Former long-serving MP and peer Lord John Gilbert dies aged 86
A former MP who represented a Black Country borough for more than 30 years has died aged 86.
Lord John Gilbert contributed to the public debate at Westminster for nearly half a century.
He had represented the East Dudley ward from 1974 until 1997 before taking up a seat in the House of Lords. The politician, who was the borough's longest serving MP, was known for being a sharp critic of the practices of high street banks, attacking increases of charges and misleading advertising of interest rates.
He was Labour transport minister in the mid- 1970s and championed the creation of the M25.
Born in April 1927, he was educated at Merchant Taylors' school, Hertfordshire. He later attended St John's College, Oxford, where he became secretary of the Oxford University Labour Club in 1950.
He did a PhD in international economics at New York University, before moving to Canada to qualify as an accountant, returning to Britain in the mid-1960s.

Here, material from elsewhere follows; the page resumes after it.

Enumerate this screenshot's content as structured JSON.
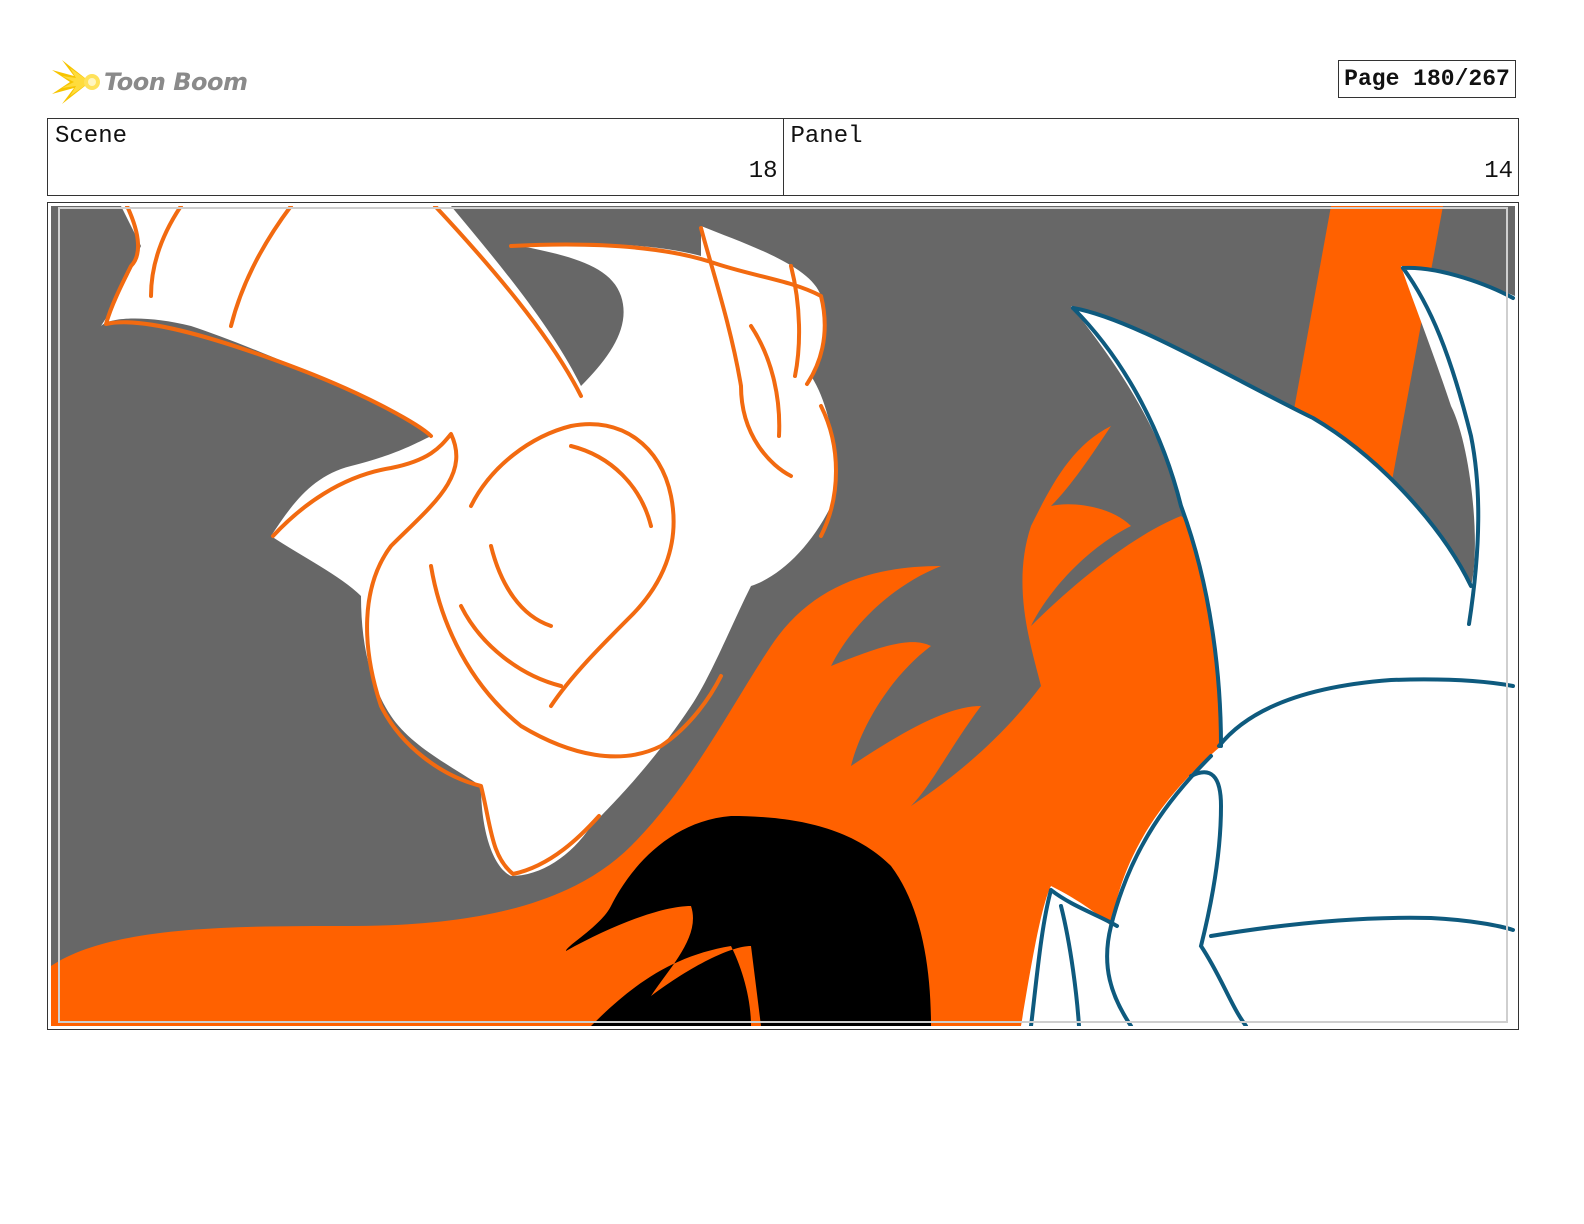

He was originally chosen to succeed outgoing MP George Wigg in Dudley, but he lost the 1968 by-election to the Conservative Donald Williams before winning the seat in 1970. His constituency was abolished in 1974 and he served as MP for East Dudley from then until 1997.
During his political career he had many roles including serving on the select committee on defence and as Labour spokesman on Treasury affairs.
Lord Gilbert, who died on Sunday, retired as an MP in exchange for a seat in the House of Lords in 1997.
He later got involved in the campaign to stop the former Coseley East ward moving to the Wolverhampton South East parliamentary constituency.
Speaking at the time about the Boundary Commission's plans, which were later approved, he said: "The Black Country has been a football for this kind of thing for years where people are shuttled between constituencies."
He married, in 1963, Jean Olive Ross-Skinner. He had two daughters with his first wife, Hilary Kenworthy, who he had married in 1950.
Ian Austin, MP for Dudley North, today paid tribute to Lord Gilbert.
"Many in Dudley will share my sadness at the death of former MP John Gilbert, a good friend who helped save the Labour Party in our wilderness years," he said on Twitter.
"I remember as six-year-old when John Gilbert came to our house to see my dad," he said. "He worked hard for Dudley."